Es ist bereits zehn, gnädige Frau; es wird heute nicht Tag.
Natürlich, sagte Frau von Wallbach, wenn du die Jalousien nicht öffnest.
Sie sind gar nicht geschlossen, gnädige Frau; wir wagten es gestern abend nicht mehr, gnädige Frau; den einen Flügel hat auch schon der Wind heruntergerissen, wie ich vom Flurfenster aus gesehen habe.
Wie sonderbar! sagte Frau von Wallbach; – du hast doch gepackt?

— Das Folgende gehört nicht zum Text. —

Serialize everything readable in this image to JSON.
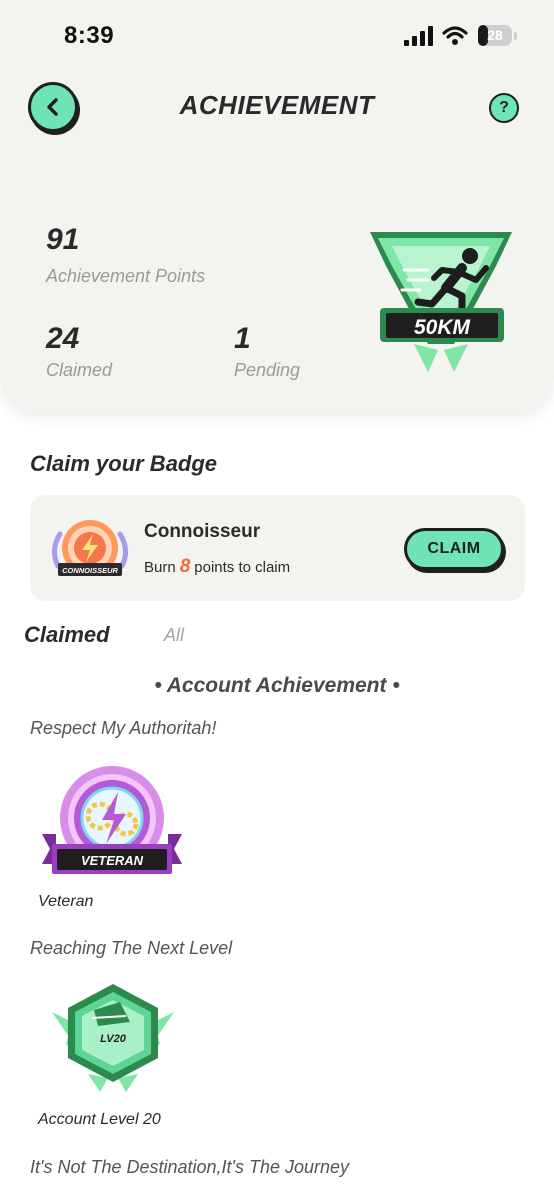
{
  "status_bar": {
    "time": "8:39",
    "battery": "28",
    "battery_level": 0.28
  },
  "header": {
    "title": "ACHIEVEMENT",
    "help_label": "?"
  },
  "summary": {
    "points_value": "91",
    "points_label": "Achievement Points",
    "claimed_value": "24",
    "claimed_label": "Claimed",
    "pending_value": "1",
    "pending_label": "Pending",
    "featured_badge_text": "50KM"
  },
  "claim_section": {
    "title": "Claim your Badge",
    "badge_ribbon": "CONNOISSEUR",
    "badge_name": "Connoisseur",
    "desc_prefix": "Burn",
    "desc_points": "8",
    "desc_suffix": "points to claim",
    "button_label": "CLAIM"
  },
  "tabs": {
    "claimed": "Claimed",
    "all": "All"
  },
  "group_title": "• Account Achievement •",
  "categories": [
    {
      "title": "Respect My Authoritah!",
      "badge_ribbon": "VETERAN",
      "badge_name": "Veteran"
    },
    {
      "title": "Reaching The Next Level",
      "badge_ribbon": "LV20",
      "badge_name": "Account Level 20"
    },
    {
      "title": "It's Not The Destination,It's The Journey"
    }
  ],
  "colors": {
    "accent": "#6fe5b6",
    "points_highlight": "#f06b3c",
    "card_bg": "#f3f3ef"
  }
}
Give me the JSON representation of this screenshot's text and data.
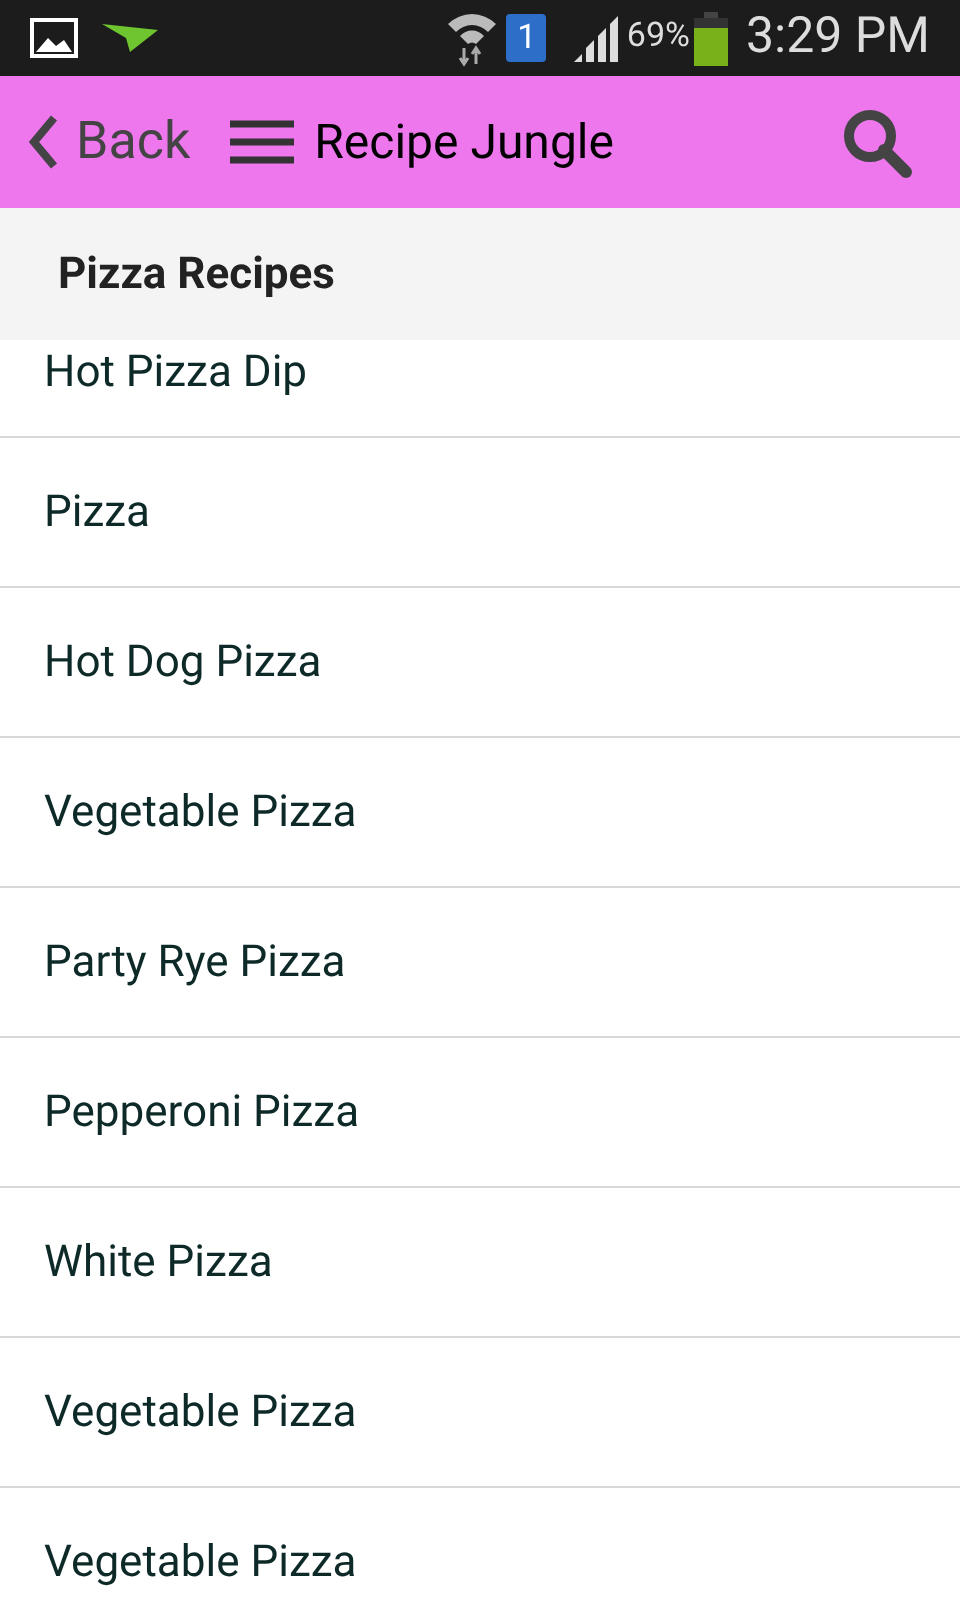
{
  "status_bar": {
    "sim_badge": "1",
    "battery_percent": "69%",
    "time": "3:29 PM"
  },
  "app_bar": {
    "back": "Back",
    "title": "Recipe Jungle"
  },
  "section": {
    "title": "Pizza Recipes"
  },
  "recipes": [
    "Hot Pizza Dip",
    "Pizza",
    "Hot Dog Pizza",
    "Vegetable Pizza",
    "Party Rye Pizza",
    "Pepperoni Pizza",
    "White Pizza",
    "Vegetable Pizza",
    "Vegetable Pizza"
  ]
}
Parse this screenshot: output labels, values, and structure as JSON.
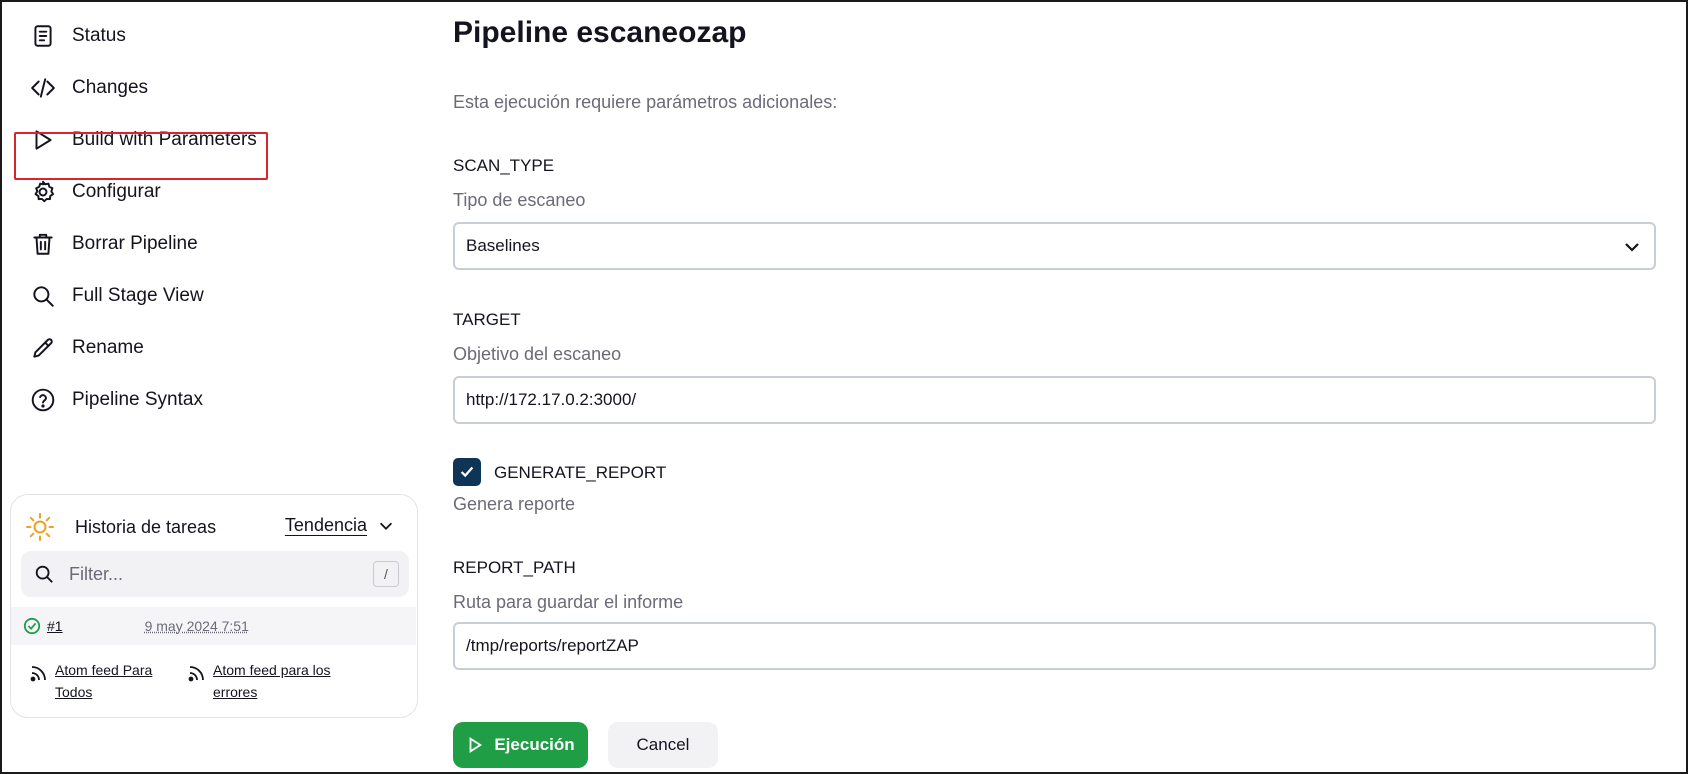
{
  "sidebar": {
    "items": [
      {
        "label": "Status",
        "icon": "document-icon"
      },
      {
        "label": "Changes",
        "icon": "code-icon"
      },
      {
        "label": "Build with Parameters",
        "icon": "play-icon"
      },
      {
        "label": "Configurar",
        "icon": "gear-icon"
      },
      {
        "label": "Borrar Pipeline",
        "icon": "trash-icon"
      },
      {
        "label": "Full Stage View",
        "icon": "search-icon"
      },
      {
        "label": "Rename",
        "icon": "pencil-icon"
      },
      {
        "label": "Pipeline Syntax",
        "icon": "help-icon"
      }
    ],
    "highlight_color": "#d7262b"
  },
  "history": {
    "title": "Historia de tareas",
    "trend_label": "Tendencia",
    "filter_placeholder": "Filter...",
    "filter_shortcut": "/",
    "builds": [
      {
        "number": "#1",
        "date": "9 may 2024 7:51",
        "status": "success"
      }
    ],
    "feeds": [
      {
        "label": "Atom feed Para Todos"
      },
      {
        "label": "Atom feed para los errores"
      }
    ]
  },
  "main": {
    "title": "Pipeline escaneozap",
    "intro": "Esta ejecución requiere parámetros adicionales:",
    "params": [
      {
        "name": "SCAN_TYPE",
        "description": "Tipo de escaneo",
        "type": "choice",
        "value": "Baselines"
      },
      {
        "name": "TARGET",
        "description": "Objetivo del escaneo",
        "type": "string",
        "value": "http://172.17.0.2:3000/"
      },
      {
        "name": "GENERATE_REPORT",
        "description": "Genera reporte",
        "type": "boolean",
        "checked": true
      },
      {
        "name": "REPORT_PATH",
        "description": "Ruta para guardar el informe",
        "type": "string",
        "value": "/tmp/reports/reportZAP"
      }
    ],
    "run_button": "Ejecución",
    "cancel_button": "Cancel",
    "colors": {
      "run": "#1f9e45",
      "checkbox": "#0f3556"
    }
  }
}
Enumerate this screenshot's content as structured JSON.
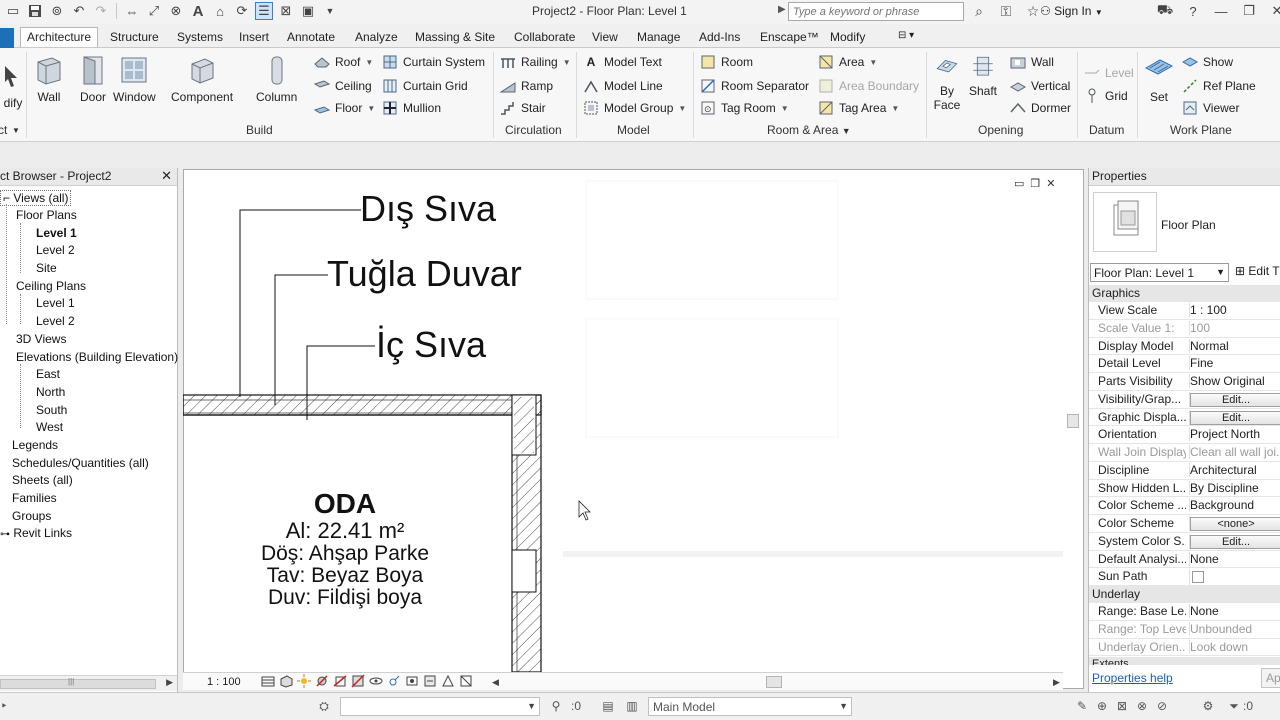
{
  "titlebar": {
    "title": "Project2 - Floor Plan: Level 1",
    "search_placeholder": "Type a keyword or phrase",
    "sign_in": "Sign In"
  },
  "tabs": [
    {
      "label": "Architecture",
      "active": true
    },
    {
      "label": "Structure"
    },
    {
      "label": "Systems"
    },
    {
      "label": "Insert"
    },
    {
      "label": "Annotate"
    },
    {
      "label": "Analyze"
    },
    {
      "label": "Massing & Site"
    },
    {
      "label": "Collaborate"
    },
    {
      "label": "View"
    },
    {
      "label": "Manage"
    },
    {
      "label": "Add-Ins"
    },
    {
      "label": "Enscape™"
    },
    {
      "label": "Modify"
    }
  ],
  "ribbon": {
    "modify": "dify",
    "modify_sub": "ct",
    "wall": "Wall",
    "door": "Door",
    "window": "Window",
    "component": "Component",
    "column": "Column",
    "roof": "Roof",
    "ceiling": "Ceiling",
    "floor": "Floor",
    "curtain_system": "Curtain System",
    "curtain_grid": "Curtain Grid",
    "mullion": "Mullion",
    "railing": "Railing",
    "ramp": "Ramp",
    "stair": "Stair",
    "model_text": "Model Text",
    "model_line": "Model Line",
    "model_group": "Model Group",
    "room": "Room",
    "room_separator": "Room Separator",
    "tag_room": "Tag Room",
    "area": "Area",
    "area_boundary": "Area Boundary",
    "tag_area": "Tag Area",
    "by_face_1": "By",
    "by_face_2": "Face",
    "shaft": "Shaft",
    "wall_opening": "Wall",
    "vertical": "Vertical",
    "dormer": "Dormer",
    "level": "Level",
    "grid": "Grid",
    "set": "Set",
    "show": "Show",
    "ref_plane": "Ref Plane",
    "viewer": "Viewer",
    "panels": {
      "build": "Build",
      "circulation": "Circulation",
      "model": "Model",
      "room_area": "Room & Area",
      "opening": "Opening",
      "datum": "Datum",
      "work_plane": "Work Plane"
    }
  },
  "project_browser": {
    "title": "ct Browser - Project2",
    "items": {
      "views": "Views (all)",
      "floor_plans": "Floor Plans",
      "fp_level1": "Level 1",
      "fp_level2": "Level 2",
      "fp_site": "Site",
      "ceiling_plans": "Ceiling Plans",
      "cp_level1": "Level 1",
      "cp_level2": "Level 2",
      "views_3d": "3D Views",
      "elevations": "Elevations (Building Elevation)",
      "east": "East",
      "north": "North",
      "south": "South",
      "west": "West",
      "legends": "Legends",
      "schedules": "Schedules/Quantities (all)",
      "sheets": "Sheets (all)",
      "families": "Families",
      "groups": "Groups",
      "revit_links": "Revit Links"
    }
  },
  "drawing": {
    "callout_1": "Dış Sıva",
    "callout_2": "Tuğla Duvar",
    "callout_3": "İç Sıva",
    "room_name": "ODA",
    "room_area": "Al: 22.41 m²",
    "room_floor": "Döş: Ahşap Parke",
    "room_ceiling": "Tav: Beyaz Boya",
    "room_wall": "Duv: Fildişi boya",
    "scale": "1 : 100"
  },
  "properties": {
    "title": "Properties",
    "type_name": "Floor Plan",
    "type_selector": "Floor Plan: Level 1",
    "edit_type": "Edit T",
    "group_graphics": "Graphics",
    "group_underlay": "Underlay",
    "group_extents": "Extents",
    "rows": [
      {
        "name": "View Scale",
        "value": "1 : 100"
      },
      {
        "name": "Scale Value    1:",
        "value": "100",
        "dim": true
      },
      {
        "name": "Display Model",
        "value": "Normal"
      },
      {
        "name": "Detail Level",
        "value": "Fine"
      },
      {
        "name": "Parts Visibility",
        "value": "Show Original"
      },
      {
        "name": "Visibility/Grap...",
        "value": "Edit...",
        "button": true
      },
      {
        "name": "Graphic Displa...",
        "value": "Edit...",
        "button": true
      },
      {
        "name": "Orientation",
        "value": "Project North"
      },
      {
        "name": "Wall Join Display",
        "value": "Clean all wall joi...",
        "dim": true
      },
      {
        "name": "Discipline",
        "value": "Architectural"
      },
      {
        "name": "Show Hidden L...",
        "value": "By Discipline"
      },
      {
        "name": "Color Scheme ...",
        "value": "Background"
      },
      {
        "name": "Color Scheme",
        "value": "<none>",
        "button": true
      },
      {
        "name": "System Color S...",
        "value": "Edit...",
        "button": true
      },
      {
        "name": "Default Analysi...",
        "value": "None"
      },
      {
        "name": "Sun Path",
        "value": ""
      }
    ],
    "underlay_rows": [
      {
        "name": "Range: Base Le...",
        "value": "None"
      },
      {
        "name": "Range: Top Level",
        "value": "Unbounded",
        "dim": true
      },
      {
        "name": "Underlay Orien...",
        "value": "Look down",
        "dim": true
      }
    ],
    "help": "Properties help",
    "apply": "App"
  },
  "statusbar": {
    "workset_count": ":0",
    "design_option": "Main Model",
    "filter_count": ":0"
  }
}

Gewiß, gnädige Frau; aber aus unserer Reise wird wohl nichts werden; Herr Damberg hat herüber sagen lassen, es täte ihm sehr leid, aber es ginge nicht; man könne nicht wissen, was passierte, und er müsse alle seine Pferde auf dem Hofe behalten.
Ja, was soll denn passieren?
Ich weiß es nicht, gnädige Frau; sie sagen ja, das könne sehr schlimm werden. Ach, gnädige Frau, wenn Sie doch nur aufstehen und selber sehen wollten! Es ist, als ob die Welt unterginge; sie laufen alle mit bleichen Gesichtern herum, und ich ängstige mich zu sehr, gnädige Frau!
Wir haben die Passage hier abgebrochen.